A modest number of prehistoric cemeteries, or burial mounds are also found in the Valley. Based on early examinations of burial mounds discovered across the Upper Midwest, it is clear that these mounds belonged to a complex named the Arvilla culture. This also was part of the Woodland culture. (Excavation of such mounds is now prohibited by various statutes.)Dig
Michlovic also noted that "the last of the culture-historical periods in the prehistory of the Red River Valley is known as the Plains Village" culture, which appeared in the region sometime around 800-900 years ago. These natives were almost certainly related to some extent to the earlier Woodland bands. The Valley natives continued to rely on hunting, especially of bison. They gathered foods growing in the wild but also cultivated maize and tobacco and probably amaranth and chenopodium as well, in garden plots.

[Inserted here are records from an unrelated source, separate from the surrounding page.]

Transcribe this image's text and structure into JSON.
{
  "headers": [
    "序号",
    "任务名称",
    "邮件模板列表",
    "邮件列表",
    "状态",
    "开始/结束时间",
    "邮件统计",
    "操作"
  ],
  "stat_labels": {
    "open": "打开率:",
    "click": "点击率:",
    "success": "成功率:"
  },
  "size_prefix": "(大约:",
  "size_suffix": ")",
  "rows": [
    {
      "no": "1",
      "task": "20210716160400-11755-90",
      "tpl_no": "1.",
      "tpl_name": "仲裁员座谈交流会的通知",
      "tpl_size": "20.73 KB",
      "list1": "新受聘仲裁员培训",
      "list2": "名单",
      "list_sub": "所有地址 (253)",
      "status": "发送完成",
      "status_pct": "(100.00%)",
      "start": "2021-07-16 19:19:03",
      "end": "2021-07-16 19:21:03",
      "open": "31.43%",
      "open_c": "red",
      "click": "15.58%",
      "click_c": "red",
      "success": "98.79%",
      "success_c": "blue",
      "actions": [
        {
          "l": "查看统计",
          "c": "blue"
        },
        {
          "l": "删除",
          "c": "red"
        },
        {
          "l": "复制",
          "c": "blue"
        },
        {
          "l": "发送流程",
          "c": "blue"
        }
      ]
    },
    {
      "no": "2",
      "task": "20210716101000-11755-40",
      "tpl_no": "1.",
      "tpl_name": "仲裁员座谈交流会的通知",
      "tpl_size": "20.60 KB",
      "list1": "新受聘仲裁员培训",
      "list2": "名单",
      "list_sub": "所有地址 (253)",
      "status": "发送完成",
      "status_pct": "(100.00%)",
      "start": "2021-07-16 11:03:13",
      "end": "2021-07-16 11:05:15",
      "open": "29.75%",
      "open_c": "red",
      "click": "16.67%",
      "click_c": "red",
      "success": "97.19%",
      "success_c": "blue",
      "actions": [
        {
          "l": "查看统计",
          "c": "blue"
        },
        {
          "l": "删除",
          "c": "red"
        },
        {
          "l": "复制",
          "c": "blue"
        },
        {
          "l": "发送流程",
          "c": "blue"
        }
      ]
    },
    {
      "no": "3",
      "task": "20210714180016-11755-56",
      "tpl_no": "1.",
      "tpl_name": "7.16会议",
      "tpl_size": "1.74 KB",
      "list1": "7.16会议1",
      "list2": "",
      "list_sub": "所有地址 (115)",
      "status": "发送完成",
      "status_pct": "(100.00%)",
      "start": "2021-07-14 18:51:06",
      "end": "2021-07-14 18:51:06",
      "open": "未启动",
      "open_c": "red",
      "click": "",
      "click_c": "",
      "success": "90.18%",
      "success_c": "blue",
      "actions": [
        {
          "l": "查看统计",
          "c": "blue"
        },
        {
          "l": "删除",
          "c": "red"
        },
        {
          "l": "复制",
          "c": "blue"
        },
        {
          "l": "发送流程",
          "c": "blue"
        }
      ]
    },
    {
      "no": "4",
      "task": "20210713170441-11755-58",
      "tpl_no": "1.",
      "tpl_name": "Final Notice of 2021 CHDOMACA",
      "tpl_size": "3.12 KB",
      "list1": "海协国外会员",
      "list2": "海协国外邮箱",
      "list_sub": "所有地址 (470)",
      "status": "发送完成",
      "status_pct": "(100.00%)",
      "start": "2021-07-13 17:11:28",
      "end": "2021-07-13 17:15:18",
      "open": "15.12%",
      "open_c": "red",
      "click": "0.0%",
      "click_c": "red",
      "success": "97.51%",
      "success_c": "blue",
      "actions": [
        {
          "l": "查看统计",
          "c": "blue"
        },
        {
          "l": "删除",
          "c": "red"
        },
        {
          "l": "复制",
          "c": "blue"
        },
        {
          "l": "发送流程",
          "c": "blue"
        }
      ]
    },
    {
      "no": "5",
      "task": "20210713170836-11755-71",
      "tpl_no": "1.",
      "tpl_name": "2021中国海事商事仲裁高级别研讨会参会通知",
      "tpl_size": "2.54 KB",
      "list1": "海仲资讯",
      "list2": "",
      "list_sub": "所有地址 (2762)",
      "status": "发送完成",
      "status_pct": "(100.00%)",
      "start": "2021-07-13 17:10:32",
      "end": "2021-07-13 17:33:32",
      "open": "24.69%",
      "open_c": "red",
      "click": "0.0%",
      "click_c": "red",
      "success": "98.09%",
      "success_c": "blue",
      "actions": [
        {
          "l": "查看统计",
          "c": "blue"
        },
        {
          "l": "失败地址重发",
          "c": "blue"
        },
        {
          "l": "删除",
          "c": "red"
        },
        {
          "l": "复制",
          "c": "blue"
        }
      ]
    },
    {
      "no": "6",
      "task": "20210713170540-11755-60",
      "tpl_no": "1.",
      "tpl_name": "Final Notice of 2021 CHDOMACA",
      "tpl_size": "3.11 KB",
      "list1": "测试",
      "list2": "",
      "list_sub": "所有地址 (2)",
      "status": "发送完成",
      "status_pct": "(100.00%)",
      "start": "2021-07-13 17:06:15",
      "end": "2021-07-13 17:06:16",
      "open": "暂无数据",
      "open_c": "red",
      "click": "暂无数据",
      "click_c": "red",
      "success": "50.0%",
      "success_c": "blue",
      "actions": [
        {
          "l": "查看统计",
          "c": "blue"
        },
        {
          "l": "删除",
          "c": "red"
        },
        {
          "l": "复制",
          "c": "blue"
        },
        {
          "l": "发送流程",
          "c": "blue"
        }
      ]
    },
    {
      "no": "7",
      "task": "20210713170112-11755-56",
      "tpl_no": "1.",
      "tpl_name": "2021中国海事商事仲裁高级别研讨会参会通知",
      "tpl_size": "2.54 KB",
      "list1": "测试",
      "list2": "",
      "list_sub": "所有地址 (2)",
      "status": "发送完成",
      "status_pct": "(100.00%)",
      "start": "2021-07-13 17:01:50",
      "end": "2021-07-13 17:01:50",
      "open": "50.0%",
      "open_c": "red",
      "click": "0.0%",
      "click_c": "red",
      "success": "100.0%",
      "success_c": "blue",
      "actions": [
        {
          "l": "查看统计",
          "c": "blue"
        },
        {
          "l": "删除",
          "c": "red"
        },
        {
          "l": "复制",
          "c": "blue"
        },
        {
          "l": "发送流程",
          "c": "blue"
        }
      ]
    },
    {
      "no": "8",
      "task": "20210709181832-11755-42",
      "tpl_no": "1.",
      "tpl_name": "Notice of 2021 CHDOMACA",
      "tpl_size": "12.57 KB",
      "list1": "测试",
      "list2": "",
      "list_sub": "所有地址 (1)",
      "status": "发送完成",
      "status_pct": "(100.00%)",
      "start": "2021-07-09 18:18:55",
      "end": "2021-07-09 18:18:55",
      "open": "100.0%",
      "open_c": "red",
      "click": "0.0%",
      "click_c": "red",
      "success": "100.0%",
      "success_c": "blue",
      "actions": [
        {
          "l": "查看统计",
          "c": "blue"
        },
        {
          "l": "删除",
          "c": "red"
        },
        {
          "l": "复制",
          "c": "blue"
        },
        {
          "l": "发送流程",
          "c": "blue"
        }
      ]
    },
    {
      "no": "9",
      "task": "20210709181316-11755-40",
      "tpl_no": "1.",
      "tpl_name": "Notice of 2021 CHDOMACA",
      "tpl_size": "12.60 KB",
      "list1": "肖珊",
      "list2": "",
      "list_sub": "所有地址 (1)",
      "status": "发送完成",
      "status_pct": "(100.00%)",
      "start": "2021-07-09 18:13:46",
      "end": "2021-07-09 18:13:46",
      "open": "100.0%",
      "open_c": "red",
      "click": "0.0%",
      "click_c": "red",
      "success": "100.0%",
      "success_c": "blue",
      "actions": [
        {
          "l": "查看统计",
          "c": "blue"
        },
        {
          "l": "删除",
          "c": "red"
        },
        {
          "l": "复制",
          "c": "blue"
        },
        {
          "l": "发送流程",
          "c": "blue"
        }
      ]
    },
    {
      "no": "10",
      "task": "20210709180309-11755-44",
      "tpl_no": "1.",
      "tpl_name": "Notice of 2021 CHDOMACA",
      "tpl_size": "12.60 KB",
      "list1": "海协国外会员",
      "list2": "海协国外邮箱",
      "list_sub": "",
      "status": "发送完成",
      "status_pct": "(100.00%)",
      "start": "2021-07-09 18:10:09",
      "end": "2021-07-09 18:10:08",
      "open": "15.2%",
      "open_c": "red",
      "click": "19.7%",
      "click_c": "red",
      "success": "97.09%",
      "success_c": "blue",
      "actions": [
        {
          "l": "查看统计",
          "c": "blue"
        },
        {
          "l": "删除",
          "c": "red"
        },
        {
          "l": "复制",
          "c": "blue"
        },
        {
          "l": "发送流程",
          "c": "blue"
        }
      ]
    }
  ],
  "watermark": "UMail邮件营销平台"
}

Several sites of these village people are found on the western perimeter of the Valley along the Maple River south of Embden. Here are found small acre-sized communities with defensive ditches up to ten feet wide and five feet deep. These were settled farmers living on bluff tops above the nearby river using some of the same types of pottery found in the Minnesota Woodland, but other types found in the James Valley to the west. Clearly, these people had connections across the Woodland-Plains boundary. The sites date to about AD1450.
The Plains Village artifacts are very similar to those used by the Oneota, a skilled group pf farming natives who moved into the eastern plains regions about 1100 years ago. Oneota natives may have been the ancestors of several plains "tribes" that European explorers and traders came into contact with in the late 17th and early 18th century -- the Omaha, Winnebago, Oto and Iowa.
In all, there is abundant evidence that the lands of the Valley were continuously and sometimes, intensively, used before the coming of the Europeans. While the evidence strongly suggests that native life in the Valley was mostly seasonal rather that year-round, by the latter part of the prehistoric period relatively sedentary farming villages were in existence. It is clear from this evidence that natives could make a claim to the land, and that the Europeans would have to take those claims into account as their settlements drew ever closer to the Red River.